Apparently, it wasn’t enough to cut 100,000 children from the state’s Children’s Health Insurance Program via Lege-mandated changes in eligibility that is, rationing by regulation. The Texas Health and Human Services Commission has now proposed adding an assets test for CHIP, a program aimed at families that earn too much for Medicaid but can’t afford private insurance. Under the proposed rules (borrowed directly from the food-stamps program, which is aimed at even poorer people), CHIP families could not qualify for the program if they have more than $5,000 in assets even though the central principle behind CHIP is to help keep the need for health insurance from driving working families deeper into poverty.
At public hearings early this month, CHIP clients and community advocates expressed alarm that the HHSC seems determined to continue slashing the program even though enrollment has already declined from 505,000 to fewer than 400,000 in less than a year and continues to drop. Administrators at HHSC project that the asset rules would mean roughly another 5,000 families would lose coverage although it’s quite possible that’s a radical underestimate, since it’s not even certain the commission is paying much attention.

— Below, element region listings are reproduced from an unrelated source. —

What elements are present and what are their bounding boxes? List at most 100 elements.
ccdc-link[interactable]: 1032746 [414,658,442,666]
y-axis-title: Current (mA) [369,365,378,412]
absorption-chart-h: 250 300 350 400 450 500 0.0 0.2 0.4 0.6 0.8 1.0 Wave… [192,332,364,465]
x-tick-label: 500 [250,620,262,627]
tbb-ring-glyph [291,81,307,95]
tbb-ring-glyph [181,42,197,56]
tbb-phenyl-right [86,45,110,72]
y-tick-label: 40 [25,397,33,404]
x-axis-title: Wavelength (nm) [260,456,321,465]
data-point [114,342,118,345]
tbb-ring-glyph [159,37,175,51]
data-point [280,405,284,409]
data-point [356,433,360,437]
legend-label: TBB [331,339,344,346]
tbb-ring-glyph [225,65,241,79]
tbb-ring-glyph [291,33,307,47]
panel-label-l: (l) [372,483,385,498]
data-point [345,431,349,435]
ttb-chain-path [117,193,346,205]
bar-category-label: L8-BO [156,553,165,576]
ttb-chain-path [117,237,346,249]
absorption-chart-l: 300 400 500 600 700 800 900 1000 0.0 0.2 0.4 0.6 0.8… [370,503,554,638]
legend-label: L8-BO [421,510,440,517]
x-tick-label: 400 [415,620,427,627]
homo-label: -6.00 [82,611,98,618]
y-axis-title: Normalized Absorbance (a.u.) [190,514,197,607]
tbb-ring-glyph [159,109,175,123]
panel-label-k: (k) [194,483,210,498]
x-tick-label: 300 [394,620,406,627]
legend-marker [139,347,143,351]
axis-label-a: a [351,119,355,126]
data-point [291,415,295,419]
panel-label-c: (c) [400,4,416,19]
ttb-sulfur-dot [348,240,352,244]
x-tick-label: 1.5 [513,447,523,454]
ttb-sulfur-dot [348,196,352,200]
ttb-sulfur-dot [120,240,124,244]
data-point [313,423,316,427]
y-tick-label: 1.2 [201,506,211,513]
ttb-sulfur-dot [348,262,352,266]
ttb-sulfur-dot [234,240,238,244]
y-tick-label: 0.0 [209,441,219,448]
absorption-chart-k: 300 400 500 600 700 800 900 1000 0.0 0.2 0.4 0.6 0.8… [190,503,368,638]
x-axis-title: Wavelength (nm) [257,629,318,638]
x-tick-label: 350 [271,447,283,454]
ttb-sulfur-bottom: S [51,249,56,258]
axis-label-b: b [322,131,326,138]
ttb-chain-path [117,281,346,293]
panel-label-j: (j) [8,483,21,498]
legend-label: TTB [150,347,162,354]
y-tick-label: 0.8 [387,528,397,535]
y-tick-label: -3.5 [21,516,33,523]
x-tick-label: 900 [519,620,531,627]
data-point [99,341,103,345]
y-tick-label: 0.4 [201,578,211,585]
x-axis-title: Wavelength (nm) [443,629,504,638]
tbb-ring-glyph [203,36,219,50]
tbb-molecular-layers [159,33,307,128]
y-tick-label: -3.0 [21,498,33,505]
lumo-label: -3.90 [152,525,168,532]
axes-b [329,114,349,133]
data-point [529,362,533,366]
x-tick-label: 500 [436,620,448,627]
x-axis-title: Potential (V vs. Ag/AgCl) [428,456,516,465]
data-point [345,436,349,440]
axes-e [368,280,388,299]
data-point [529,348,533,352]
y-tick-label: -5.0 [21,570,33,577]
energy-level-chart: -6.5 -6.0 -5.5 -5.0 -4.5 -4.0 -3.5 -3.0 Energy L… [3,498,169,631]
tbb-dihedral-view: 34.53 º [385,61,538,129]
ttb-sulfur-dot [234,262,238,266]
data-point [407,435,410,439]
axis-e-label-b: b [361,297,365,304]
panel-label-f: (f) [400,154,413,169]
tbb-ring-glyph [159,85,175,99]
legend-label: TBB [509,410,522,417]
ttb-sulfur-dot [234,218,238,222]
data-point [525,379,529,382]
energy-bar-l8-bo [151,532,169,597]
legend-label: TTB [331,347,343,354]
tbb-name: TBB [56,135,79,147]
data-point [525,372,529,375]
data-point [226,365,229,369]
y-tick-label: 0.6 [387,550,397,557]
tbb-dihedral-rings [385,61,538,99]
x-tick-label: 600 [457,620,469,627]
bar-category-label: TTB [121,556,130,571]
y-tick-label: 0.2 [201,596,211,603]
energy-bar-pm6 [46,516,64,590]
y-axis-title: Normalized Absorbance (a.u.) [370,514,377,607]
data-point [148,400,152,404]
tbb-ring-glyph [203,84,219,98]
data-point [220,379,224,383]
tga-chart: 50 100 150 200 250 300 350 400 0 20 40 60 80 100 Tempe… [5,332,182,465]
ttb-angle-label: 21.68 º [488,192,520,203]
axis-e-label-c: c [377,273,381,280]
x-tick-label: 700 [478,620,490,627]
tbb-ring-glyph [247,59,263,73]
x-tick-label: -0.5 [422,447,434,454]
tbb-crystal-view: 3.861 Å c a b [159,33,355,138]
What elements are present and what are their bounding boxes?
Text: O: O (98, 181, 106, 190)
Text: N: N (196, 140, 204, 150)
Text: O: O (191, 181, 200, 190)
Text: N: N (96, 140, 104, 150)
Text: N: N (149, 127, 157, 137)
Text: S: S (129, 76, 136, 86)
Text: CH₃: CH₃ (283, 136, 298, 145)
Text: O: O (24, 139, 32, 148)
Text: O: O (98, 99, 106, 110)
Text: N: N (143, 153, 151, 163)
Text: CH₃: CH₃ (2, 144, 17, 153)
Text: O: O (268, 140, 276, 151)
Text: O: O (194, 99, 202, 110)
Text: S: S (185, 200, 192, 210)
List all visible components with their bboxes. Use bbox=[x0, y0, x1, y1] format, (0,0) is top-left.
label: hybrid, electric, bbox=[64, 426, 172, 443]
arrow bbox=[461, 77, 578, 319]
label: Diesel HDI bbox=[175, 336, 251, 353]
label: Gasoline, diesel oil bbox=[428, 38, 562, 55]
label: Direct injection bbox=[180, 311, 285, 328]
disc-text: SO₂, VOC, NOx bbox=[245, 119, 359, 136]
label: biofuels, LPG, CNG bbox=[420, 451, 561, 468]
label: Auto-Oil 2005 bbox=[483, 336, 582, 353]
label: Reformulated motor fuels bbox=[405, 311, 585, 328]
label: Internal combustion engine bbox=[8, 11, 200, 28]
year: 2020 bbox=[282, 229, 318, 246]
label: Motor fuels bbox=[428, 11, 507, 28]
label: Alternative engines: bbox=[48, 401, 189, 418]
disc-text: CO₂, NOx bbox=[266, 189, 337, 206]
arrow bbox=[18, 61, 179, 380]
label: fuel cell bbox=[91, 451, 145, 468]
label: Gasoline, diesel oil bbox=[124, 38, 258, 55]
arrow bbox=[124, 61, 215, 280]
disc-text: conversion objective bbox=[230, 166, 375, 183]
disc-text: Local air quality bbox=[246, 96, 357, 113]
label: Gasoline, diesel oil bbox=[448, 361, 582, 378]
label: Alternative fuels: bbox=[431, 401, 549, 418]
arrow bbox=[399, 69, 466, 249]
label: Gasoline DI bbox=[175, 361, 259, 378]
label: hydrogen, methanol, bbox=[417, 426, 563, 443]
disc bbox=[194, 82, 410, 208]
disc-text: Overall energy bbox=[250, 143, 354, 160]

The federal government pays Texas $2.59 for every state dollar spent on CHIP, so the cuts have already meant statewide losses in the millions for health care, resulting in heavier burdens on local health care providers and funders. (The city of Austin and Travis Co.’s public health system, for example, will lose more than $18 million in federal and state CHIP funding.) Yet deputy executive commissioner Tom Suehs officially concluded that the proposed asset rules will have “no fiscal implications” for local health and human service agencies or governments.
Asked how he came to that curious conclusion, Suehs said his fiscal note uses “standard language” to address the question and that the agency “doesn’t really have the tools” to determine whether there will be local fiscal impacts. “We’re primarily focused on the impact to the state,” Suehs said, and his fiscal note predicts savings of $320,000 in the first year and then $1.15 million annually through 2008 not accounting for the federal money being turned away. So when Suehs concluded, officially, that there will be no local impact, he says he actually meant something quite different: “We don’t know.” Make what you will of the HHSC’s other official projections, not to mention its honesty.
The institutional cynicism of the new rules is further reflected in associate commissioner Jason Cooke‘s official description of the “anticipated public benefit” of the new rules: “to ensure that health coverage is only available to children whose families are least able to afford health coverage.” Texans can all certainly sleep easier knowing that the emergency rooms are filling, at a premium, only with the undeserving poor.
This article appears in March 26 • 2004.